Обычно в это время его будил кот Манне, прыгая ему на живот всеми четырьмя лапами. И если Свен-Эрик, недовольно фыркнув, поворачивался при этом на бок, Манне карабкался по его спине, словно альпинист. Иногда при этом кот жалобно мяукал, и это означало, что он либо хочет есть, либо желает, чтобы его выпустили на улицу. Или же и то и другое сразу.
Если Свен-Эрик отказывался вставать, бормоча себе под нос «ну вот, опять эта карусель…» и заворачиваясь в одеяло, кот принимался лазить по его животу, спине или боку, время от времени выпуская когти, пока наконец не добирался до головы.
Можно было, конечно, сбросить животное на пол, выставить его из комнаты и закрыть дверь.
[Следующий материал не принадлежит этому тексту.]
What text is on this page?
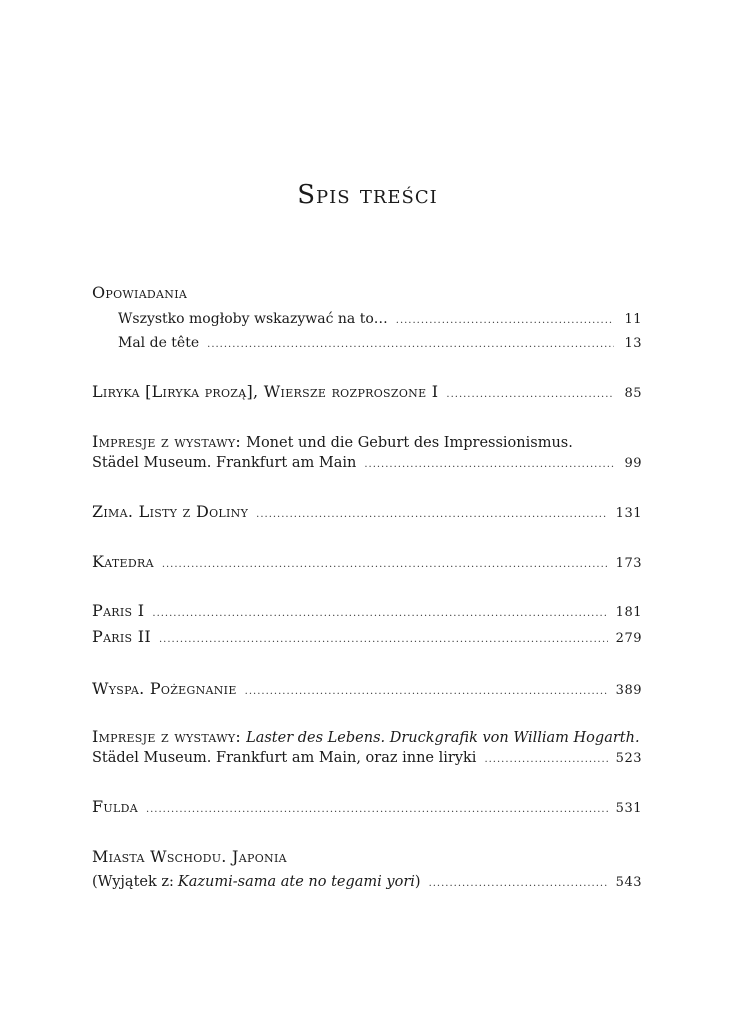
Spis treści
Opowiadania
Wszystko mogłoby wskazywać na to… .....	11
Mal de tête .....	13
Liryka [Liryka prozą], Wiersze rozproszone I .....	85
Impresje z wystawy: Monet und die Geburt des Impressionismus.
Städel Museum. Frankfurt am Main .....	99
Zima. Listy z Doliny .....	131
Katedra .....	173
Paris I .....	181
Paris II .....	279
Wyspa. Pożegnanie .....	389
Impresje z wystawy: Laster des Lebens. Druckgrafik von William Hogarth.
Städel Museum. Frankfurt am Main, oraz inne liryki .....	523
Fulda .....	531
Miasta Wschodu. Japonia
(Wyjątek z: Kazumi-sama ate no tegami yori ) .....	543
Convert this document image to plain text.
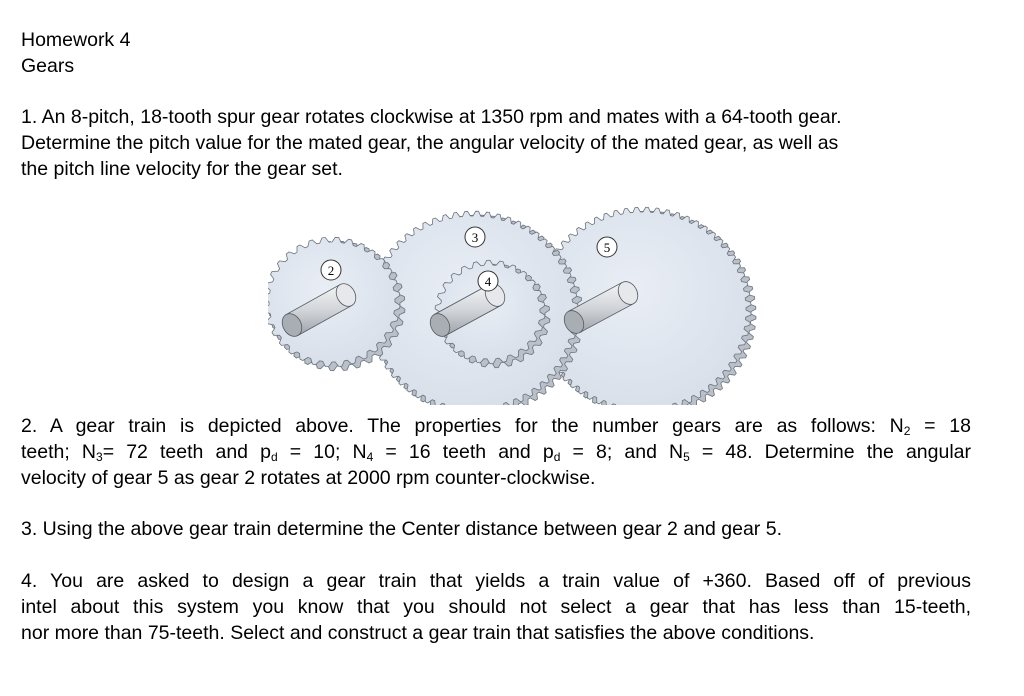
Homework 4
Gears
1. An 8-pitch, 18-tooth spur gear rotates clockwise at 1350 rpm and mates with a 64-tooth gear.
Determine the pitch value for the mated gear, the angular velocity of the mated gear, as well as
the pitch line velocity for the gear set.
2
3
4
5
2. A gear train is depicted above. The properties for the number gears are as follows: $N_2 = 18$
teeth; $N_3= 72$ teeth and $p_d = 10$; $N_4 = 16$ teeth and $p_d = 8$; and $N_5 = 48$. Determine the angular
velocity of gear 5 as gear 2 rotates at 2000 rpm counter-clockwise.
3. Using the above gear train determine the Center distance between gear 2 and gear 5.
4. You are asked to design a gear train that yields a train value of +360. Based off of previous
intel about this system you know that you should not select a gear that has less than 15-teeth,
nor more than 75-teeth. Select and construct a gear train that satisfies the above conditions.
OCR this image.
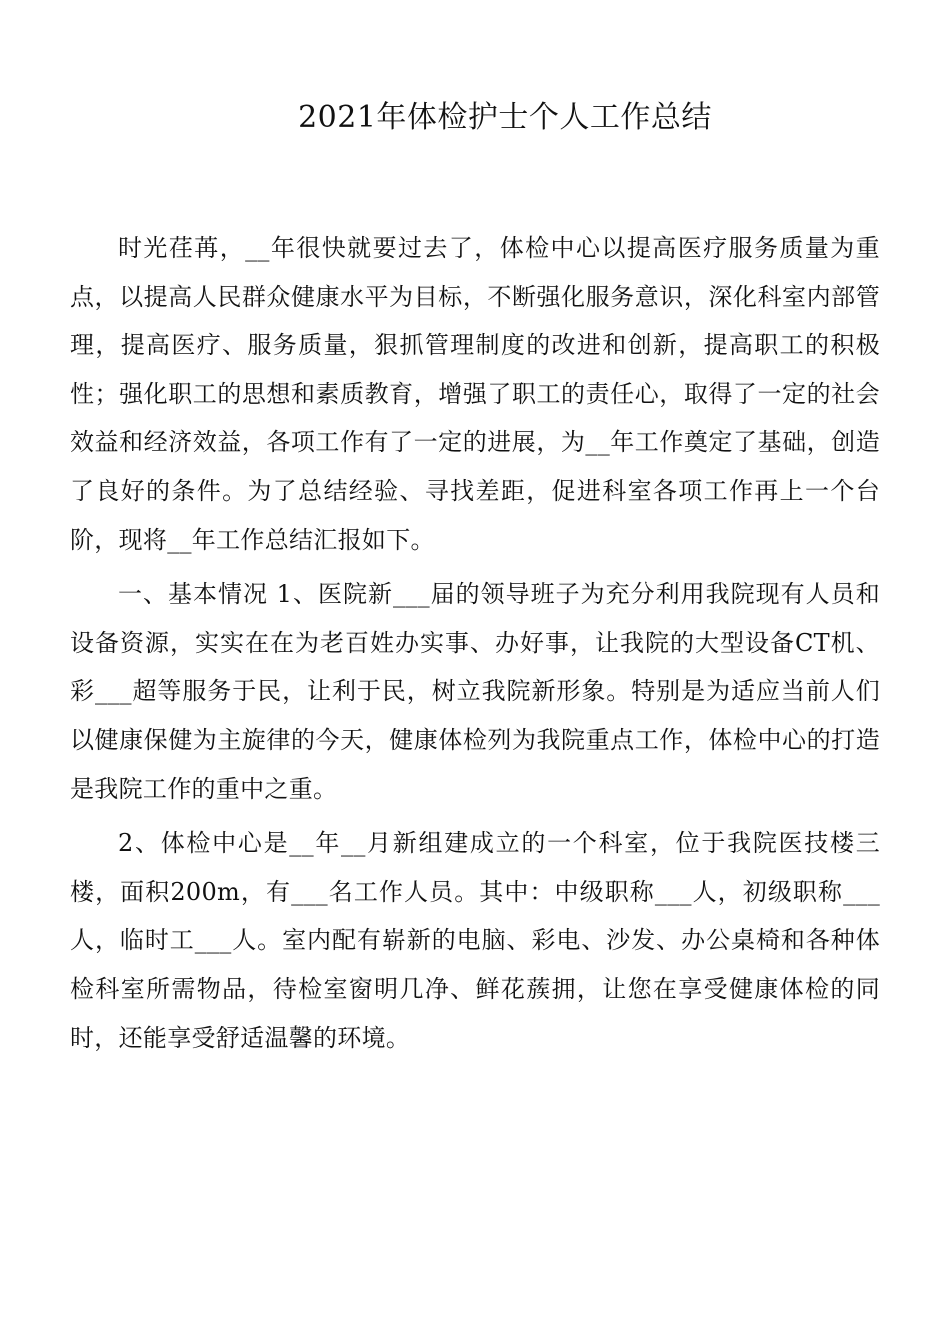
2021年体检护士个人工作总结

时光荏苒，__年很快就要过去了，体检中心以提高医疗服务质量为重点，以提高人民群众健康水平为目标，不断强化服务意识，深化科室内部管理，提高医疗、服务质量，狠抓管理制度的改进和创新，提高职工的积极性；强化职工的思想和素质教育，增强了职工的责任心，取得了一定的社会效益和经济效益，各项工作有了一定的进展，为__年工作奠定了基础，创造了良好的条件。为了总结经验、寻找差距，促进科室各项工作再上一个台阶，现将__年工作总结汇报如下。

一、基本情况 1、医院新___届的领导班子为充分利用我院现有人员和设备资源，实实在在为老百姓办实事、办好事，让我院的大型设备CT机、彩___超等服务于民，让利于民，树立我院新形象。特别是为适应当前人们以健康保健为主旋律的今天，健康体检列为我院重点工作，体检中心的打造是我院工作的重中之重。

2、体检中心是__年__月新组建成立的一个科室，位于我院医技楼三楼，面积200m，有___名工作人员。其中：中级职称___人，初级职称___人，临时工___人。室内配有崭新的电脑、彩电、沙发、办公桌椅和各种体检科室所需物品，待检室窗明几净、鲜花蔟拥，让您在享受健康体检的同时，还能享受舒适温馨的环境。
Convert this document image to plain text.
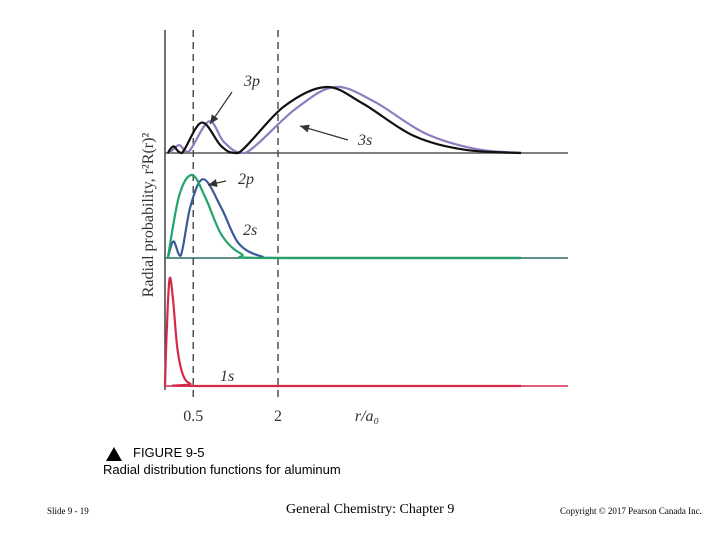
Radial probability, r²R(r)²
r/a₀
0.5	2
3p
3s
2p
2s
1s
FIGURE 9-5
Radial distribution functions for aluminum
Slide 9 - 19	General Chemistry: Chapter 9	Copyright © 2017 Pearson Canada Inc.
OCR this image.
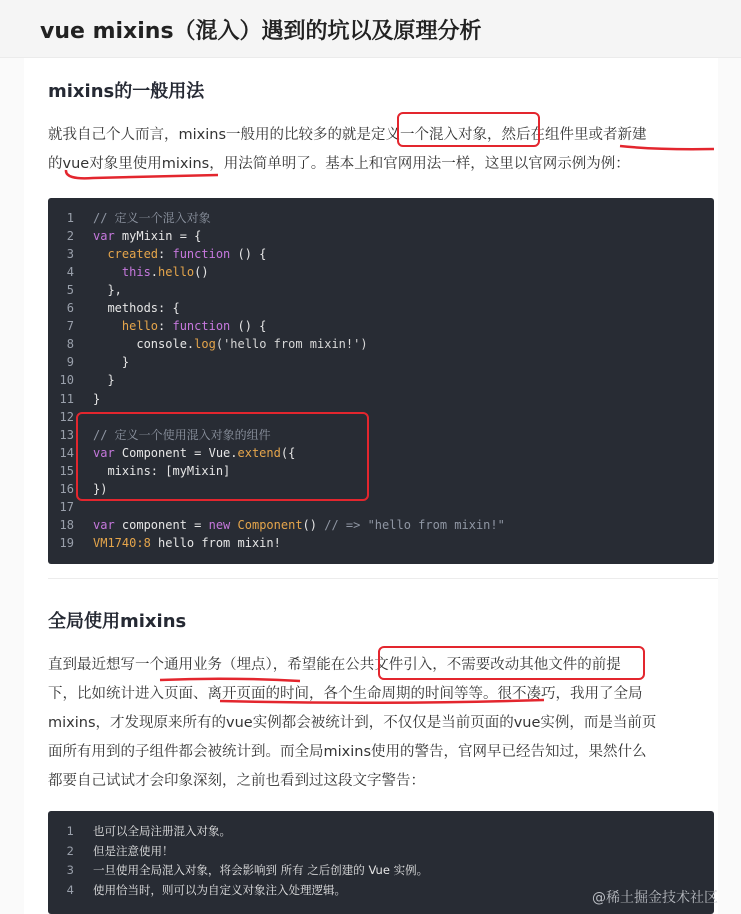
vue mixins（混入）遇到的坑以及原理分析
mixins的一般用法
就我自己个人而言，mixins一般用的比较多的就是定义一个混入对象，然后在组件里或者新建
的vue对象里使用mixins，用法简单明了。基本上和官网用法一样，这里以官网示例为例：
1 // 定义一个混入对象
2 var myMixin = {
3 created: function () {
4 this.hello()
5 },
6 methods: {
7 hello: function () {
8 console.log('hello from mixin!')
9 }
10 }
11 }
12
13 // 定义一个使用混入对象的组件
14 var Component = Vue.extend({
15 mixins: [myMixin]
16 })
17
18 var component = new Component() // => "hello from mixin!"
19 VM1740:8 hello from mixin!
全局使用mixins
直到最近想写一个通用业务（埋点），希望能在公共文件引入，不需要改动其他文件的前提
下，比如统计进入页面、离开页面的时间，各个生命周期的时间等等。很不凑巧，我用了全局
mixins，才发现原来所有的vue实例都会被统计到，不仅仅是当前页面的vue实例，而是当前页
面所有用到的子组件都会被统计到。而全局mixins使用的警告，官网早已经告知过，果然什么
都要自己试试才会印象深刻，之前也看到过这段文字警告：
1 也可以全局注册混入对象。
2 但是注意使用！
3 一旦使用全局混入对象，将会影响到 所有 之后创建的 Vue 实例。
4 使用恰当时，则可以为自定义对象注入处理逻辑。
@稀土掘金技术社区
Однако делать это не стоило из опасения, что Манне выместит свою злобу на мягкой мебели и гардинах в другой комнате.
— Это чертовски умный зверь, — говорил Свен-Эрик. — Он знает, что в конце концов я выставлю его на улицу. А именно это ему и надо.
Инспектор Стольнакке был видным мужчиной: мускулистые руки, широкие плечи. Что-то в выражении его лица и манере держаться указывало на привычку иметь дело с самым худшим, что есть в человеке. Тем не менее коту Манне удалось полностью подчинить его себе.
Однако в то утро кот инспектора не будил. Свен-Эрик проснулся сам, по привычке или от тоски по полосатой бестии, донимавшей его по утрам своими капризами.
Стольнакке тяжело уселся на постели. Теперь даже нечего и пытаться уснуть. Миновала четвертая ночь, как Манне с ним нет. Кот и раньше мог уйти на день или два, Свен-Эрик не беспокоился. Но чтоб четыре подряд — такое было впервые.